When we played the lottery, something we rarely do, my daughter asked, "If we win, can we buy a house in Edinburgh?"
My answer?
"Of course."
PRAGUE
My first trip to Prague was to visit my former Czech neighbors. They gave me a view point on was what it was like to live there. The tour included information about life under Communism. A trip to the grocery store, comments on modern buildings in comparison to the incredible architecture that was not destroyed by the war, where they had demonstrated as young people, all added a dimension that I was privileged to share..
One of my memories was being in a tea room. A couple in furs were having trouble ordering because of language difficulties. They were Russian.
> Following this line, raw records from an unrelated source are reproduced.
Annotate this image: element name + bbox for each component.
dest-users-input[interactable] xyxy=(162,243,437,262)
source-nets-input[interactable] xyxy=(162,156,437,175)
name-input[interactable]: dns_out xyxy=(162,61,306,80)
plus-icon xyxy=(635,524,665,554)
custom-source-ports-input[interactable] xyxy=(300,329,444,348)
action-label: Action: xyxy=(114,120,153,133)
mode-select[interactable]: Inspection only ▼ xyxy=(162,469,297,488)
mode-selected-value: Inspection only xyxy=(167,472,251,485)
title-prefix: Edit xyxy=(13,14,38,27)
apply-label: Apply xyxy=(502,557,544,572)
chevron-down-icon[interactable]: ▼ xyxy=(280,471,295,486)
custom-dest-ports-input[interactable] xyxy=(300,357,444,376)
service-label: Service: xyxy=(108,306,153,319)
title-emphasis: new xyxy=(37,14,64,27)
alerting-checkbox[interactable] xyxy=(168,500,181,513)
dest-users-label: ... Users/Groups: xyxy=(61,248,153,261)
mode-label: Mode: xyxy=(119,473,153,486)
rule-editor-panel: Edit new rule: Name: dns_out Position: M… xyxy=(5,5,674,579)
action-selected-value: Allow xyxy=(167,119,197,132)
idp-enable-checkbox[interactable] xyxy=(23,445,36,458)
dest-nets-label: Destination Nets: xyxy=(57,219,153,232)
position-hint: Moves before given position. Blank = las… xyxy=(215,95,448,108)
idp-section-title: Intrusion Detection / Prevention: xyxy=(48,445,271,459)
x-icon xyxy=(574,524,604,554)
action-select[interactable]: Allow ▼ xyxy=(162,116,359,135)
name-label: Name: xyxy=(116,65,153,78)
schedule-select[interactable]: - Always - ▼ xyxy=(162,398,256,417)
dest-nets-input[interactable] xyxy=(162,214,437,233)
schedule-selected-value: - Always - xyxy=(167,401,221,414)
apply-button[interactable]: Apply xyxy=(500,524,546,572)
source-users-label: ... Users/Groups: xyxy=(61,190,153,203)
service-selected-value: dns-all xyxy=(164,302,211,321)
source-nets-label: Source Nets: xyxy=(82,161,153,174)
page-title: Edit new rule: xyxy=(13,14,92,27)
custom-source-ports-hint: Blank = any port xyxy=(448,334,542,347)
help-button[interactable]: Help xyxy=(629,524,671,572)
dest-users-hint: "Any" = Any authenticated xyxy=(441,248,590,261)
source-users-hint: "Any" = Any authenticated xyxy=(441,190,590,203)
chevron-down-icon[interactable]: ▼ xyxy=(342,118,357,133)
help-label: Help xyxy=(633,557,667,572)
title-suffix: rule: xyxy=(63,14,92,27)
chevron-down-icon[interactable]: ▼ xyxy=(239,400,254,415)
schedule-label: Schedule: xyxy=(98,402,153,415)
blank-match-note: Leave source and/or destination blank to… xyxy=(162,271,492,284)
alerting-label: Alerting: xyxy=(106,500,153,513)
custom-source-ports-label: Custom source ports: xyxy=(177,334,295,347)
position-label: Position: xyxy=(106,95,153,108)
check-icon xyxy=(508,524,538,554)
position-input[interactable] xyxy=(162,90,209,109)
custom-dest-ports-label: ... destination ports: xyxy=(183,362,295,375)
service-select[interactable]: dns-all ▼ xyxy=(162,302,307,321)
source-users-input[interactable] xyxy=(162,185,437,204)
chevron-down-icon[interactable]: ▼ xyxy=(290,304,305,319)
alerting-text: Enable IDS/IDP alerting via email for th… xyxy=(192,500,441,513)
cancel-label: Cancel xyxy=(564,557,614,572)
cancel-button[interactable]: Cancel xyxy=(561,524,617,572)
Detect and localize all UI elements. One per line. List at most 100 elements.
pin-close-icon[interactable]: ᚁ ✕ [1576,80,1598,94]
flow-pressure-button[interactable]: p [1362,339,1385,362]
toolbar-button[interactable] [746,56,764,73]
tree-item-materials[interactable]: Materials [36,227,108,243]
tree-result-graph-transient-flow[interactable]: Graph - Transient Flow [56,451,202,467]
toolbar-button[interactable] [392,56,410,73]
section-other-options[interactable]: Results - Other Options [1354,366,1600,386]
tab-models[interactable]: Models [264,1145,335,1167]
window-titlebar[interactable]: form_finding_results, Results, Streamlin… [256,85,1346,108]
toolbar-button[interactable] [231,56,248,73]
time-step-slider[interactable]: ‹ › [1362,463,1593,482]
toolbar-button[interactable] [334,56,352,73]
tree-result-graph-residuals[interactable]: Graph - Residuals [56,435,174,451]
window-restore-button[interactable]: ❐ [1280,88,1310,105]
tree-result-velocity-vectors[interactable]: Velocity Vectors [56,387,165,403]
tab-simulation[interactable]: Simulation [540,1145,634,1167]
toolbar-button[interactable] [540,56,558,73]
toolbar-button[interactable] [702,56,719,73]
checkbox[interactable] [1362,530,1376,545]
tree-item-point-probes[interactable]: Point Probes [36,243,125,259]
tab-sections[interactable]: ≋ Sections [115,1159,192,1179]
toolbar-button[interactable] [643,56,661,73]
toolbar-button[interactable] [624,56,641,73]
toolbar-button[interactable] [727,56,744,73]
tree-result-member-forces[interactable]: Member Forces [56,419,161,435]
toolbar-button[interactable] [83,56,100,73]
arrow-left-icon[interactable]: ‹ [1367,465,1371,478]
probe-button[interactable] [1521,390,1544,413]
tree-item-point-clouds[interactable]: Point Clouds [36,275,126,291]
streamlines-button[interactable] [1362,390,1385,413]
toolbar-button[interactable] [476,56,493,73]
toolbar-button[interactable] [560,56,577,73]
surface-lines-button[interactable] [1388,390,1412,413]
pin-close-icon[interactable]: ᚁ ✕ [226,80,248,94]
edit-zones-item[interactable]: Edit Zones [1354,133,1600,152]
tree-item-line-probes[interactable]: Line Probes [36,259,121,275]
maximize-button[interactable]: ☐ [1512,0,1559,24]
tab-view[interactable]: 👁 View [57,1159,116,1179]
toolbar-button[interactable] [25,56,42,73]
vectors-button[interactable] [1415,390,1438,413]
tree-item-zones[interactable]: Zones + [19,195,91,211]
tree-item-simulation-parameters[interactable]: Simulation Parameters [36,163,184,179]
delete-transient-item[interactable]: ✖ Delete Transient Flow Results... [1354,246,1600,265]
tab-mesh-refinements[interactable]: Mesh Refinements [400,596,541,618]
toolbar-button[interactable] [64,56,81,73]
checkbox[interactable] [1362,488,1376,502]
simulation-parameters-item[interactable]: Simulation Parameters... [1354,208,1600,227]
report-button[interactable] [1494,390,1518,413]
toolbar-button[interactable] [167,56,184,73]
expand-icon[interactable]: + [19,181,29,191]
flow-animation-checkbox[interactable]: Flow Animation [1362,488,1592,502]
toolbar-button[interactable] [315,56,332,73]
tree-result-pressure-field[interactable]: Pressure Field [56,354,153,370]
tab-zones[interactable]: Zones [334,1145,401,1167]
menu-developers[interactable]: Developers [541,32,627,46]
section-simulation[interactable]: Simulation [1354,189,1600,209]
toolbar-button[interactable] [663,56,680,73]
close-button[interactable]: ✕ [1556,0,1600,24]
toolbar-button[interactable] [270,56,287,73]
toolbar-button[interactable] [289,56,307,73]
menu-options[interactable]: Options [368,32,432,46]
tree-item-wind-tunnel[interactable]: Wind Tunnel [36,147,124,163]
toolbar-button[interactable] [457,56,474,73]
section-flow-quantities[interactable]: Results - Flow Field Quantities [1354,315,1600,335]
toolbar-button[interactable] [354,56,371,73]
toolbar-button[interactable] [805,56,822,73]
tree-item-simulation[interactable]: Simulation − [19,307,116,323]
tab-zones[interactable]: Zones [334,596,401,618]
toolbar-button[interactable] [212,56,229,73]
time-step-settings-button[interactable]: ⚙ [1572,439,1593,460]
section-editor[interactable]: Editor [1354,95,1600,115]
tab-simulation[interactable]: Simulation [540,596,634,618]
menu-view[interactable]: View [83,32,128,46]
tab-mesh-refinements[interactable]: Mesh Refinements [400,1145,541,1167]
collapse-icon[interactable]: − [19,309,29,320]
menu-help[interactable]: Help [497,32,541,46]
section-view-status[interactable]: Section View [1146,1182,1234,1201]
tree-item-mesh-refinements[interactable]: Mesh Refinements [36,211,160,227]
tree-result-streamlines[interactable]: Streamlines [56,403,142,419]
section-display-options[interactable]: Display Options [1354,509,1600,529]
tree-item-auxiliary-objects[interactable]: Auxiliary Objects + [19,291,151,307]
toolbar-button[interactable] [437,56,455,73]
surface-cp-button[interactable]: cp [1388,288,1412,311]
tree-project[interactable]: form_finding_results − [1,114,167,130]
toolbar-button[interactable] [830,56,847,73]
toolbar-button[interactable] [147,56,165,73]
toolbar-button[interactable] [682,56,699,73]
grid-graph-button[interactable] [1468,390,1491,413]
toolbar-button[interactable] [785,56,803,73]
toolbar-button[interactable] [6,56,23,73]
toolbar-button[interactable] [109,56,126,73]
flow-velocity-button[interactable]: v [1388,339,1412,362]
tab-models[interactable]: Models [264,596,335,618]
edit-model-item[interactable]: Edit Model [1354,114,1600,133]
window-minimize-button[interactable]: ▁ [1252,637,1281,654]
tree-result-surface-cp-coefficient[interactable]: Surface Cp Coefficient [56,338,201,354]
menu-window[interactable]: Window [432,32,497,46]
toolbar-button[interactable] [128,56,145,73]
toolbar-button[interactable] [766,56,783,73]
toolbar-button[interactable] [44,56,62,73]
My host asked the waiter if he spoke Russian. "Of course," he said, "but not with them."
It is experiences like this when I know how blessed I am to see things that ordinary tourists would not.
A later trip was with Rick. This was far more touristy as we explored the recommended sites.
I knew from the international writing community that Prague has an active English writing presence that I would love to be able to explore.
DAMASCUSI've seen Damascus through the eyes of my family-of-choice Syrians, introduced by my former neighbor whom I love more than any normal sibling.
Having someone point to a window and say, "St. Paul escaped from here," or walking on the same Straight Street that is in the Bible, is something that I never knew enough about to dream about it. Seeing bullet holes from a war in the ceiling of the souk which operates as it has for centuries, praying in a mosque all spun me into another culture and time.
Eating seeds and sipping maté, talking with Syrian women who polished up their English for me. Listening to Syrian musicians after a good meal in a restaurant was amusing. Half were songs popularized by Elvis and half were Arabic.
The people I know and love have survived the war. Someday, I hope I visit with them again vs. exchanging Facebook messages or the very, very occasional phone chat.
There are other places such as Montreal, Amsterdam, London and Paris that I've been fortunate enough to spend extended time in. In Amsterdam we were on a canal boat. I probably have spent six months in Paris in dribs or drabs. I promise myself that I will never forget that the time I've been allowed to explore in depth is truly a gift.